Agglomerative Clustering of Handwritten Numerals to Determine Similarity of Different Languages
This research provides a method for linguists and historians to infer relationships between languages based on the visual characteristics of their handwritten numerals, offering insights into regional origins.
This paper explores the similarity of handwritten numerals across different languages to infer regional resemblances and potential shared linguistic origins. It achieves this by constructing a similarity measure using a Siamese network and a novel random sample with replacement similarity averaging technique, followed by agglomerative clustering of numeral datasets.

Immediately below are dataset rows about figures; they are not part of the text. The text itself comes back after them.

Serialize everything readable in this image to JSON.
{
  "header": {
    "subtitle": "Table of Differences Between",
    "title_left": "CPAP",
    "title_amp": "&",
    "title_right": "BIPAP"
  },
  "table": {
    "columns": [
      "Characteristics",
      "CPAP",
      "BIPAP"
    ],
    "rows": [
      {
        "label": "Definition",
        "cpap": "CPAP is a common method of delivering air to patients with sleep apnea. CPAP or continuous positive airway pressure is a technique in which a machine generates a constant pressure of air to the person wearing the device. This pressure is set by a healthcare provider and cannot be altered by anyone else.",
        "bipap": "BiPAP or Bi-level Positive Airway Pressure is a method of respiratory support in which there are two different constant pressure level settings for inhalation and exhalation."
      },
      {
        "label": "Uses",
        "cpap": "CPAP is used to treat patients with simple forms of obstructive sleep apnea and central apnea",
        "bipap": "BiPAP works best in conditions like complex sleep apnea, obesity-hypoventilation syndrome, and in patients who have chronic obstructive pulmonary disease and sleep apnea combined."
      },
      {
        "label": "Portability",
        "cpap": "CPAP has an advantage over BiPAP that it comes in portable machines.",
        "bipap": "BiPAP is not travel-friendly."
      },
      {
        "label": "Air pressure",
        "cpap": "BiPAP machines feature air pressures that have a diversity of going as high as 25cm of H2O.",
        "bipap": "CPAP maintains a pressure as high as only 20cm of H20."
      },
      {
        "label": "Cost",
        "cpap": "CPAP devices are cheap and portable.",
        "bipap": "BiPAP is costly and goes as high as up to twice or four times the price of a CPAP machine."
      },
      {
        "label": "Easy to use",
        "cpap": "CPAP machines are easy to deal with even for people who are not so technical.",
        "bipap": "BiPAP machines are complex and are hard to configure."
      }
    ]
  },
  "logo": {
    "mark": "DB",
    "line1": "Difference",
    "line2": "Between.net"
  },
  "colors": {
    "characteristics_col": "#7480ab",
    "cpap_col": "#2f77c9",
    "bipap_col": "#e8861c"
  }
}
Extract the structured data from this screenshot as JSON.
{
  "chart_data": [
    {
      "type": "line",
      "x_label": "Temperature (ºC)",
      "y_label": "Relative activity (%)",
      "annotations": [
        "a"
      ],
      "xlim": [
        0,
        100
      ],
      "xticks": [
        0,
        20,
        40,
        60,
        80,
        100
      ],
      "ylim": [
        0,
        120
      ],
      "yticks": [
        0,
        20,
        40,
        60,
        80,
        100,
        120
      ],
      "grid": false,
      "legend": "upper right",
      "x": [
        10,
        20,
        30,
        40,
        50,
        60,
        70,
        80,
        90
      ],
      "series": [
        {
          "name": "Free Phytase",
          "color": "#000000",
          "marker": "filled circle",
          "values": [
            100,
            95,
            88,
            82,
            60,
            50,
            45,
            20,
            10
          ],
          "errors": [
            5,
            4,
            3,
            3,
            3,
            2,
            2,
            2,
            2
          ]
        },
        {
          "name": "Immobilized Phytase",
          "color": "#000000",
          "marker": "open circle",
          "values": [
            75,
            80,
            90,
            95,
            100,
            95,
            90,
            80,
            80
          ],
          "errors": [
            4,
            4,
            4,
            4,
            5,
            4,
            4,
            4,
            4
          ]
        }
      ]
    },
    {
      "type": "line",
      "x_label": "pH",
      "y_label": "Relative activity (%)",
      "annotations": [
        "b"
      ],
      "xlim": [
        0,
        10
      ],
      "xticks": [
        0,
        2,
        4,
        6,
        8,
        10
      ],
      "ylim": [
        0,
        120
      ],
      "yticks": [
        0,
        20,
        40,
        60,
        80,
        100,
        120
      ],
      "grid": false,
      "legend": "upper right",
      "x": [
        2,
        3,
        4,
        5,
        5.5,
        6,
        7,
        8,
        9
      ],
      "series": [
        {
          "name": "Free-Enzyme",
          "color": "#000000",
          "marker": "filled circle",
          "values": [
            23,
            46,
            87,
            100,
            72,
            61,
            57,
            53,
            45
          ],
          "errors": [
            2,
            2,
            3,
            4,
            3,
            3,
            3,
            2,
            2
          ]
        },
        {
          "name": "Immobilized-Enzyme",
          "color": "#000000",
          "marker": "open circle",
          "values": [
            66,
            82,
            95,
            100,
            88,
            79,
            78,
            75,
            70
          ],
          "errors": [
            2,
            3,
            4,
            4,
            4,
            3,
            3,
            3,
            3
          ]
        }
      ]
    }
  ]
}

Handwritten numerals of different languages have various characteristics. Similarities and dissimilarities of the languages can be measured by analyzing the extracted features of the numerals. Handwritten numeral datasets are available and accessible for many renowned languages of different regions. In this paper, several handwritten numeral datasets of different languages are collected. Then they are used to find the similarity among those written languages through determining and comparing the similitude of each handwritten numerals. This will help to find which languages have the same or adjacent parent language. Firstly, a similarity measure of two numeral images is constructed with a Siamese network. Secondly, the similarity of the numeral datasets is determined with the help of the Siamese network and a new random sample with replacement similarity averaging technique. Finally, an agglomerative clustering is done based on the similarities of each dataset. This clustering technique shows some very interesting properties of the datasets. The property focused in this paper is the regional resemblance of the datasets. By analyzing the clusters, it becomes easy to identify which languages are originated from similar regions.